O-ggressive on Jobs Act

(A brief discussion twixt Baer & Baer's editor, a.k.a. BE)

JB: Well, boss, if there was any question that President Obama is in full campaign mode, and I don't really think there was, this morning's memo from "The Axe-Man," erases all doubt.

BE: Axe as in David Axelrod, top campaign advisor to the Prez, the same man who helped John Street become mayor of Philadelphia?

JB: That's the man. At 7:18 a.m. an email hit my inbox from Axe listing all the reasons the president's jobs act should pass and why Republicans in Congress should "put country ahead of party."

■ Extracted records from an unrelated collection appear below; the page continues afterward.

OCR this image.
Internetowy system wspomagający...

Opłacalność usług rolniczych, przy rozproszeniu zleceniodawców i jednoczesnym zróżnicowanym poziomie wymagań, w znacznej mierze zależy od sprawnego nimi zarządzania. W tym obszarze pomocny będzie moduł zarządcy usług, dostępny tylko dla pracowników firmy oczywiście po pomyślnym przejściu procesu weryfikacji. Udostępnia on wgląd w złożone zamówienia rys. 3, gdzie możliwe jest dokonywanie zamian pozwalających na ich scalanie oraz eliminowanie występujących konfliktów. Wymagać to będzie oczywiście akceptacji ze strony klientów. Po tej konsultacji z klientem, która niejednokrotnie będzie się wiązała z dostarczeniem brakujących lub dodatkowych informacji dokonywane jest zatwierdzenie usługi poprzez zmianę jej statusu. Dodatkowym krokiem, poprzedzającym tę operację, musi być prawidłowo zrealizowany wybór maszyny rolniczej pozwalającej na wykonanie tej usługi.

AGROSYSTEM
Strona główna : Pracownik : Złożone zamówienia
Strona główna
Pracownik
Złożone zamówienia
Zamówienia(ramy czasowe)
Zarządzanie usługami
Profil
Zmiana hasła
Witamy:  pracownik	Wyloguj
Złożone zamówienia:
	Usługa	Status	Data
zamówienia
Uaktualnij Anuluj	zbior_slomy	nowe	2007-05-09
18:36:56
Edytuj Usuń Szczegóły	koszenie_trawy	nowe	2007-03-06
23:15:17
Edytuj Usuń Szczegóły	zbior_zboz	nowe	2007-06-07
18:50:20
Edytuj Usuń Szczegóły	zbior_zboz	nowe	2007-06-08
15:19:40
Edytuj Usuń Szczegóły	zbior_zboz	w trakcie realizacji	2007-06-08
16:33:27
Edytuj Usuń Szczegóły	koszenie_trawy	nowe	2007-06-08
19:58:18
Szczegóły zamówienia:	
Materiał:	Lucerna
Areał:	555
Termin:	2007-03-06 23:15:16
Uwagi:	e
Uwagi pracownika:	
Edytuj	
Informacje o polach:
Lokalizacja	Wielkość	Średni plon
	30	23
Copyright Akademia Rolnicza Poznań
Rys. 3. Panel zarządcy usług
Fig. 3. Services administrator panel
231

BE: Hmm. This while the Prez is in Pittsburgh meeting with the IBEW and his own Council on Jobs and Competitiveness and as the Senate gears up for votes on all or parts of the jobs bill. Sounds like targeted aggression to dispel the notion the jobs bill is just a campaign gimmick with no chance of passage.

JB: Well, the Axe swings into campaign rhythm by citing lots of national polls, starting with one showing that since the Prez has been jetting around the country for three week saying "pass this bill," public support for his plan has gone from 43 percent in September to 52 percent last week.

BE: Whaddya think it cost taxpayers to jet Obama all over the country for a 9-point boost?

JB: I don't think that's Axe's point. He says signifigant majorities of voters now support key parts of the bill such as taxing millionaires and billionaires for money to hire or re-hire teachers and first responders, cut payroll taxes for workers and build better roads and bridges.

BE: Shocker. People don't like the rich but like money and better roads.

JB: And he says while Republicans have no real plan to create jobs now, a Washington Post/ABC News Poll shows a bump in voter trust in Obama to create jobs. He was tied with the GOP last month, now he's up 49-34.

BE: So campaigning moves numbers and things look brighter for the O-man.

JB: Well, we'll see what happens in Pittsburgh today when workers question the make-up of the president's jobs council. The Pittsburgh Tribune-Review is reporting local unrest about the number of CEOs on the council whose companies shipped jobs overseas.

BE: And then there's whatever happens in the Senate this week.

JB: And whatever Axe has to say about it.

BE: I just hope my millions don't get taxed more.

JB: You don't have millions.

BE: Oh, right. Tax the rich! Tax the rich!

JB: Now you're being aggressive. But you should add a "Grrrr."